Januari, 2018
M hanya duduk saja sedari tadi, melihat Weni yang tampak nyata di depannya. Sesungguhnya ia memang tidak ingin berada di sana. Ia ingin segera kembali ke apartemen untuk merebahkan diri. Melihat Weni terasa sangat menyakitkan baginya. Lebih menyakitkan dari perpisahan mereka.
"Apa kabarmu?" tanya Weni setelah lima menit yang canggung di antara mereka.
M memaksakan diri tersenyum dan berkata, "Baik. Kamu sendiri?"
"Aku baik-baik saja. Lama tidak berjumpa."
M mengangguk. Ia memperhatikan sekeliling dan matanya melihat Darren yang menuju ke arahnya. M baru sempat memikirkan kata-kata Aurora bahwa Darren masih ada di dalam restoran itu.
"Hai, Marshall. Dia cewekmu?" tanya Darren ketika telah berada tepat di samping M.
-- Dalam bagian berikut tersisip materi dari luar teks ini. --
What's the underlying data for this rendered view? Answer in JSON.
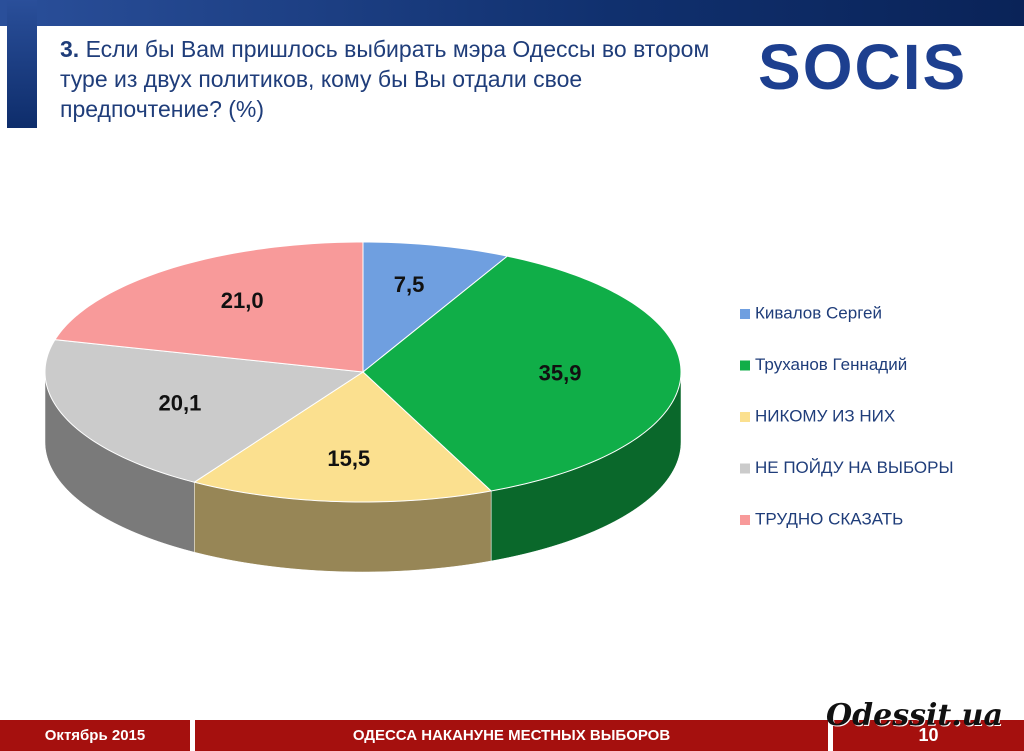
{
  "header": {
    "number": "3.",
    "title": "Если бы Вам пришлось выбирать мэра Одессы во втором туре из двух политиков, кому бы Вы отдали свое предпочтение? (%)",
    "logo": "SOCIS"
  },
  "chart_data": {
    "type": "pie3d",
    "categories": [
      "Кивалов Сергей",
      "Труханов Геннадий",
      "НИКОМУ ИЗ НИХ",
      "НЕ ПОЙДУ НА ВЫБОРЫ",
      "ТРУДНО СКАЗАТЬ"
    ],
    "values": [
      7.5,
      35.9,
      15.5,
      20.1,
      21.0
    ],
    "value_labels": [
      "7,5",
      "35,9",
      "15,5",
      "20,1",
      "21,0"
    ],
    "colors": [
      "#6f9fe0",
      "#10ae48",
      "#fbe08f",
      "#cbcbcb",
      "#f89a9a"
    ],
    "legend": "right"
  },
  "footer": {
    "date": "Октябрь 2015",
    "title": "ОДЕССА НАКАНУНЕ МЕСТНЫХ ВЫБОРОВ",
    "page": "10",
    "watermark": "Odessit.ua"
  }
}
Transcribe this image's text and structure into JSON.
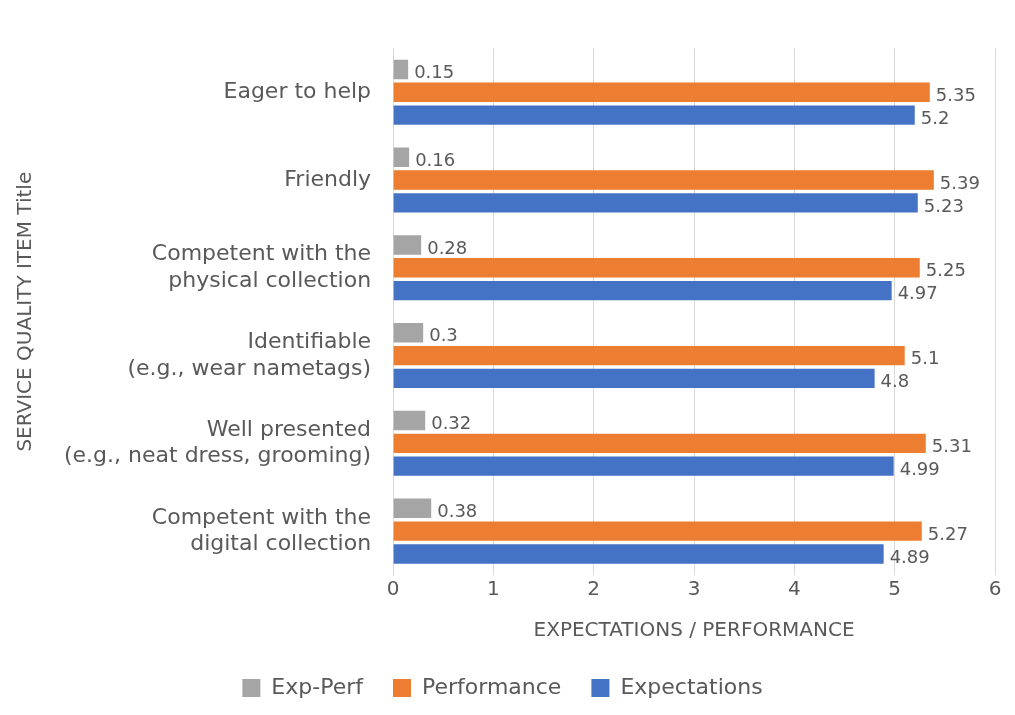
{
  "chart_data": {
    "type": "bar",
    "orientation": "horizontal",
    "xlabel": "EXPECTATIONS / PERFORMANCE",
    "ylabel": "SERVICE QUALITY ITEM Title",
    "categories": [
      "Eager to help",
      "Friendly",
      "Competent with the physical collection",
      "Identifiable (e.g., wear nametags)",
      "Well presented (e.g., neat dress, grooming)",
      "Competent with the digital collection"
    ],
    "series": [
      {
        "name": "Exp-Perf",
        "color": "#a5a5a5",
        "values": [
          0.15,
          0.16,
          0.28,
          0.3,
          0.32,
          0.38
        ]
      },
      {
        "name": "Performance",
        "color": "#ed7d31",
        "values": [
          5.35,
          5.39,
          5.25,
          5.1,
          5.31,
          5.27
        ]
      },
      {
        "name": "Expectations",
        "color": "#4472c4",
        "values": [
          5.2,
          5.23,
          4.97,
          4.8,
          4.99,
          4.89
        ]
      }
    ],
    "xlim": [
      0,
      6
    ],
    "xticks": [
      0,
      1,
      2,
      3,
      4,
      5,
      6
    ],
    "grid": "x",
    "legend": "bottom",
    "data_labels": true
  }
}
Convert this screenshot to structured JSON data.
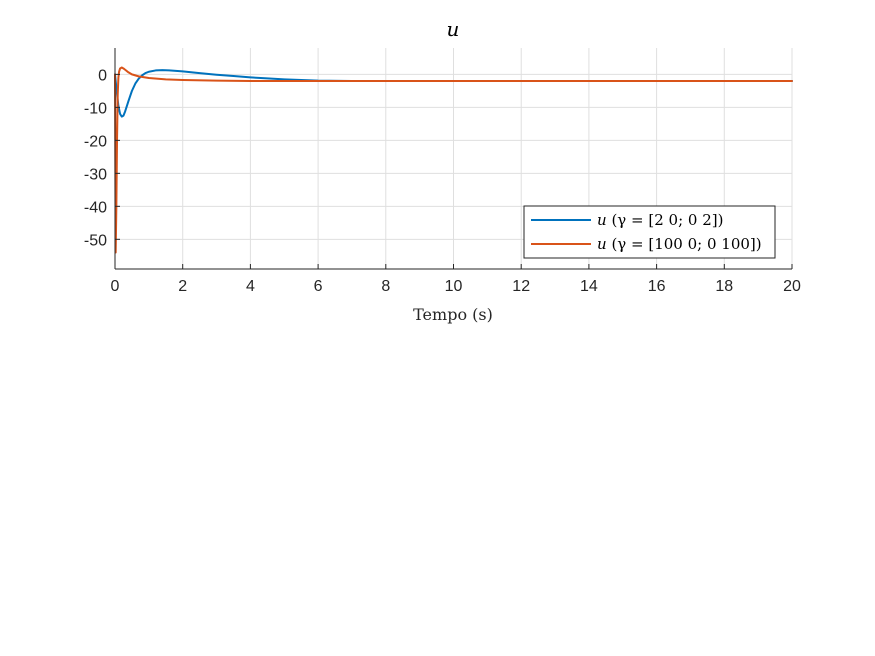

"Oh, bukan. Dia temanku. Kau belum pulang? Mau gabung?" tawar M sambil menatap cowok berambut cokelat itu.
"Tidak. Terima kasih. Aku baru mau pulang." Darren tersenyum kemudian ia pamit dan pergi.
"Temanmu?"
"Ya. Kenalanku," jawab M cepat.
"Kau tadi bersama Aurora di sini?" tanya Weni ragu. Ia tahu kalau suasana masih canggung dan belum mencair.
"Kami makan bareng," kata M dengan anggukan kecil.
"M ... sebenarnya ... aku ingin meminta maaf atas apa yang terjadi dulu." Weni memainkan kuku-kukunya di bawah meja. "Aku—"
"Yang lalu biarkan saja berlalu, Wen. Aku sudah melupakannya," ucap M.
"Aku ... maksudku keluargaku akan tinggal di sini. Ayahku sudah memutuskan untuk membiarkan kami menetap di satu kota. Aku ... akan melanjutkan sekolah di sini."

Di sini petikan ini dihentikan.